Where your personal data is processed on the grounds of legitimate interests pursuant to Article 6 Subsection 1 Sentence 1 Letter f of the EU General Data Protection Regulation, you are entitled pursuant to Article 21 of the EU General Data Protection Regulation to raise an objection against the processing of your personal data, provided reasons are in place for such an objection that result from your particular situation, or provided the objection is raised against direct advertising activities.

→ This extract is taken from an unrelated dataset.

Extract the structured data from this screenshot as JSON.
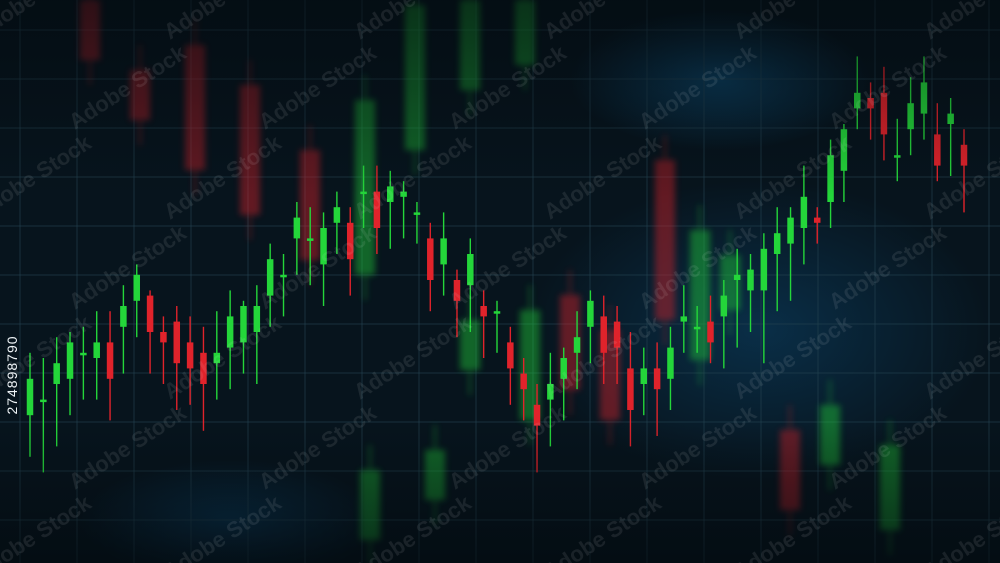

In the event of direct advertising activities, you have a general right to object, which is implemented by us without reference to/indication of a particular situation.
We undertake to protect your privacy and to treat your personal data in confidence. To avoid manipulation, loss or abuse of your data stored by us, we take comprehensive technical and organisational safety precautions that are being reviewed at regular intervals and adjusted to technological progress. Among other things, this includes the use of recognised encryption procedures (SSL or TLS). However, we advise you that, due to the structure of the Internet, it is possible that the rules of data protection and the aforementioned safeguarding measures may not be observed by other persons or institutions acting outside our area of responsibility. In particular, information transmitted without encryption – for instance in the event of transmission by e-mail – may also be read by third parties. We do not have any technological influence on such occurrences. It lies within the user’s scope of responsibility to protect the data made available by him/her from abuse through encryption or otherwise.